Strides Pharma mencapai level terendah 52-minggu, merosot 9% karena hasil Q2 yang lemah
Market News

Strides Pharma mencapai level terendah 52-minggu, merosot 9% karena hasil Q2 yang lemah

Saham Strides Pharma Science mencapai level terendah 52 minggu di Rs 503,25, karena mereka tergelincir 9 persen di BSE dalam perdagangan intra-hari Rabu setelah perusahaan melaporkan kerugian bersih konsolidasi Rs 84,7 crore pada kuartal September (Q2FY22), karena untuk menurunkan pendapatan. Perusahaan farmasi telah membukukan laba setelah pajak Rs 79,2 crore pada kuartal tahun lalu.

Pendapatan perusahaan selama kuartal yang ditinjau turun 8 persen YoY menjadi Rs 736 crore dari Rs 797 crore pada kuartal yang sama tahun fiskal sebelumnya. Di Q2FY22, laba sebelum bunga, pajak, depresiasi dan amortisasi (Ebitda) mencapai Rs 1 crore terhadap Rs 165,6 crore di Q2FY21.

Manajemen mengatakan kinerja penjualan yang lesu disertai dengan penurunan margin kotor dan biaya operasional yang relatif lebih tinggi telah menyebabkan leverage operasi negatif pada periode H1 (April-September). Sementara langkah-langkah biaya telah dimulai untuk meningkatkan leverage operasi, pergeseran akan terlihat di kuartal mendatang, tambahnya.

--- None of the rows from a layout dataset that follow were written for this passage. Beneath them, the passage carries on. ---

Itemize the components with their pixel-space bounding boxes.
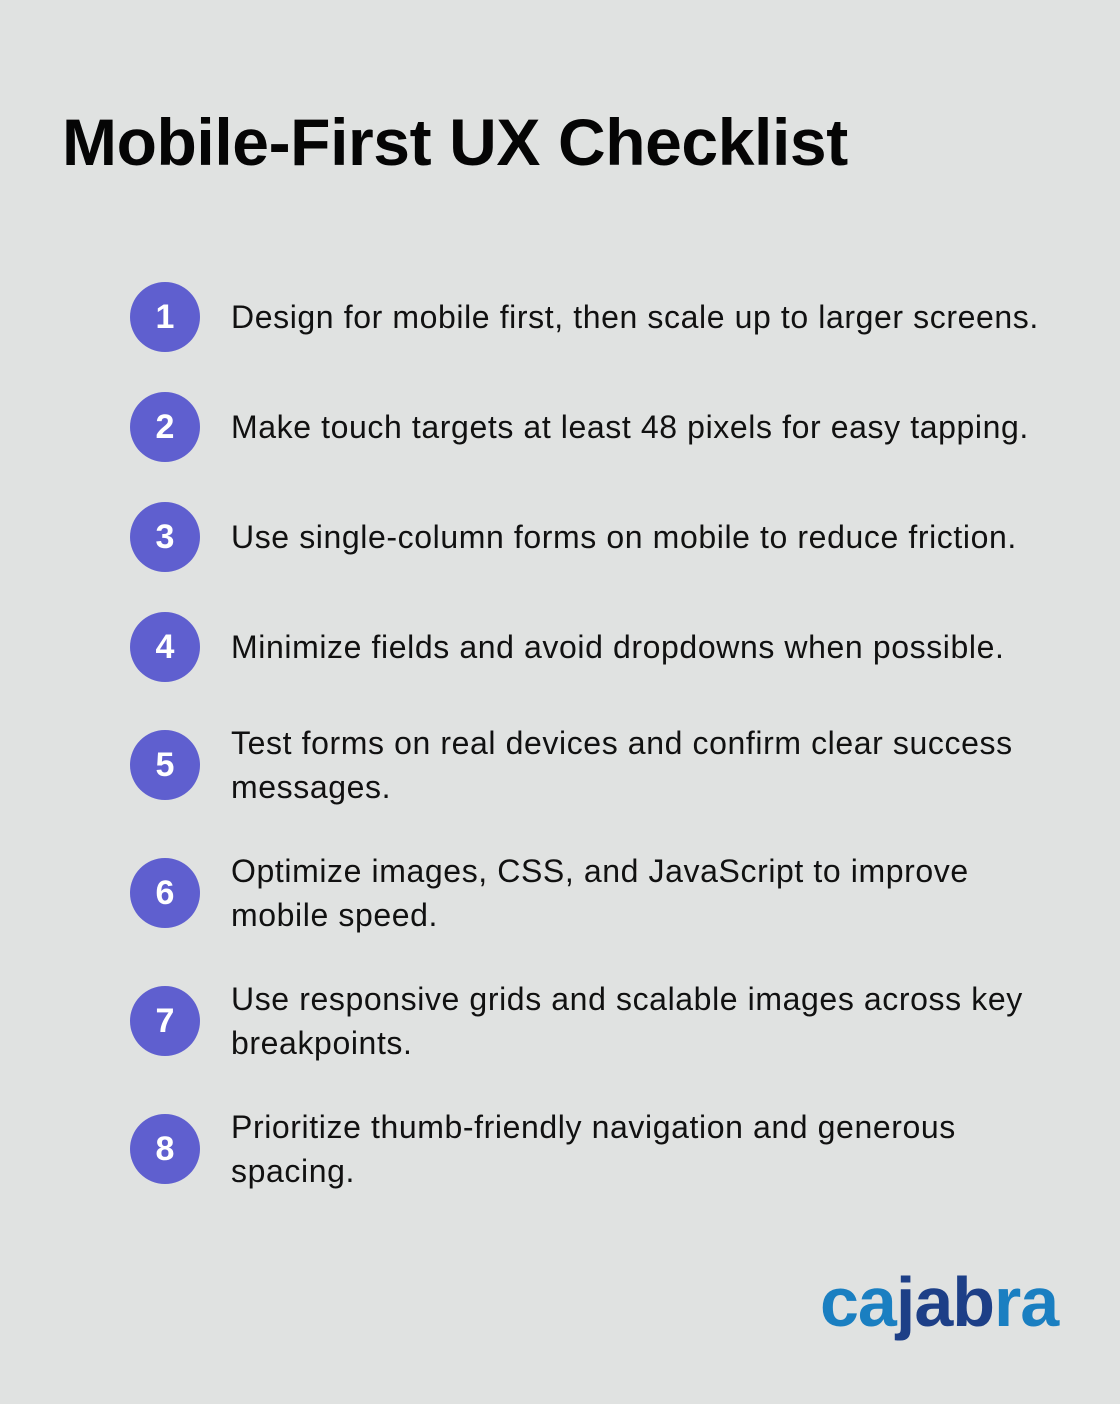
logo: cajabra — [820, 1263, 1058, 1341]
item 4: 4 — [156, 628, 174, 666]
item 7: 7 — [156, 1002, 174, 1040]
item 1: 1 — [156, 298, 174, 336]
item 6: mobile speed. — [231, 897, 438, 933]
item 6: Optimize images, CSS, and JavaScript to improve — [231, 853, 969, 889]
item 3: Use single-column forms on mobile to reduce friction. — [231, 519, 1017, 555]
item 7: breakpoints. — [231, 1025, 413, 1061]
item 5: Test forms on real devices and confirm clear success — [231, 725, 1013, 761]
item 3: 3 — [156, 518, 174, 556]
item 5: messages. — [231, 769, 391, 805]
item 2: 2 — [156, 408, 174, 446]
item 6 — [130, 853, 969, 933]
item 7: Use responsive grids and scalable images across key — [231, 981, 1023, 1017]
title: Mobile-First UX Checklist — [62, 105, 848, 179]
item 8: spacing. — [231, 1153, 355, 1189]
item 5 — [130, 725, 1013, 805]
item 8 — [130, 1109, 956, 1189]
item 3 — [130, 502, 1017, 572]
item 6: 6 — [156, 874, 174, 912]
item 1: Design for mobile first, then scale up to larger screens. — [231, 299, 1039, 335]
item 4: Minimize fields and avoid dropdowns when possible. — [231, 629, 1005, 665]
item 8: 8 — [156, 1130, 174, 1168]
item 2 — [130, 392, 1029, 462]
item 7 — [130, 981, 1023, 1061]
item 5: 5 — [156, 746, 174, 784]
item 1 — [130, 282, 1039, 352]
item 8: Prioritize thumb-friendly navigation and generous — [231, 1109, 956, 1145]
item 4 — [130, 612, 1005, 682]
item 2: Make touch targets at least 48 pixels for easy tapping. — [231, 409, 1029, 445]
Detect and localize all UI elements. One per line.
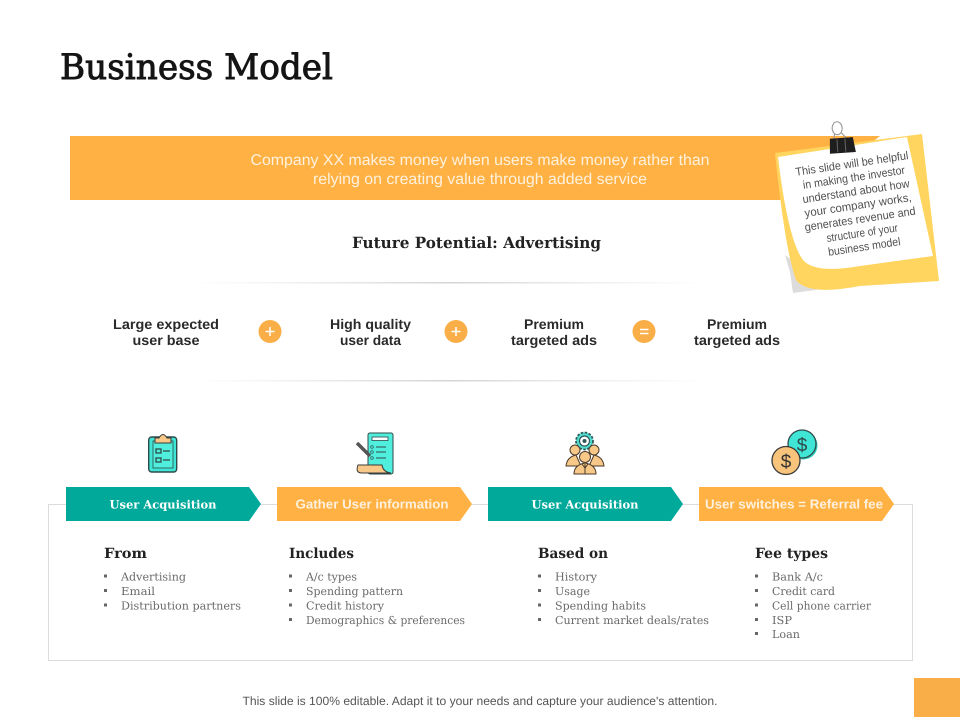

Mengomentari kinerja, Dr R Ananthanarayanan, Managing Director & CEO mengatakan, “Kami terus menghadapi tantangan dalam bisnis kami di AS. Meskipun kami dapat mempertahankan pangsa volume pada produk-produk utama kami, kami terus menyaksikan tantangan harga dalam portofolio kami selama kuartal ini, diperbesar oleh konsentrasi terhadap produk-produk akut.”

Meskipun ada hambatan jangka pendek, kami tetap optimis pada bisnis AS dalam jangka panjang. Kami akan mulai menyaksikan peningkatan dalam bisnis AS kami mulai Q3FY22 dan akan melanjutkan momentum pertumbuhan di sana. Mengingat dinamika yang bergejolak, kami yakin kami hanya akan dapat mencapai prospek berpemandu tahun ini untuk AS di TA 23, kata Ananthanarayanan.

Pukul 14:40; saham diperdagangkan 7 persen lebih rendah pada Rs 512, dibandingkan dengan penurunan 0,05 persen di S&P BSE Sensex. Dengan penurunan hari ini, saham terkoreksi hampir 50 persen dari level tertinggi 52 minggu di Rs 1.000 yang disentuh pada 8 Januari 2021. Volume perdagangan di konter melonjak enam kali lipat dengan gabungan 2,7 juta saham ekuitas berpindah tangan di bursa. NSE dan BSE.

Pembaca yang terhormat,

Business Standard selalu berusaha keras untuk memberikan informasi dan komentar terkini tentang perkembangan yang menarik bagi Anda dan memiliki implikasi politik dan ekonomi yang lebih luas bagi negara dan dunia. Dorongan dan umpan balik Anda yang terus-menerus tentang cara meningkatkan penawaran kami hanya membuat tekad dan komitmen kami terhadap cita-cita ini semakin kuat. Bahkan selama masa-masa sulit akibat Covid-19 ini, kami terus berkomitmen untuk memberi Anda informasi terbaru dan berita terbaru yang kredibel, pandangan otoritatif, dan komentar tajam tentang isu-isu relevan yang relevan.
Kami, bagaimanapun, memiliki permintaan.

Saat kami memerangi dampak ekonomi dari pandemi, kami membutuhkan lebih banyak dukungan Anda, sehingga kami dapat terus menawarkan konten yang lebih berkualitas kepada Anda. Model berlangganan kami telah melihat tanggapan yang menggembirakan dari banyak dari Anda, yang telah berlangganan konten online kami. Lebih banyak berlangganan konten online kami hanya dapat membantu kami mencapai tujuan menawarkan konten yang lebih baik dan lebih relevan kepada Anda. Kami percaya pada jurnalisme yang bebas, adil, dan kredibel. Dukungan Anda melalui lebih banyak langganan dapat membantu kami mempraktikkan jurnalisme yang menjadi komitmen kami.

Dukung jurnalisme yang berkualitas dan berlangganan Standar Bisnis.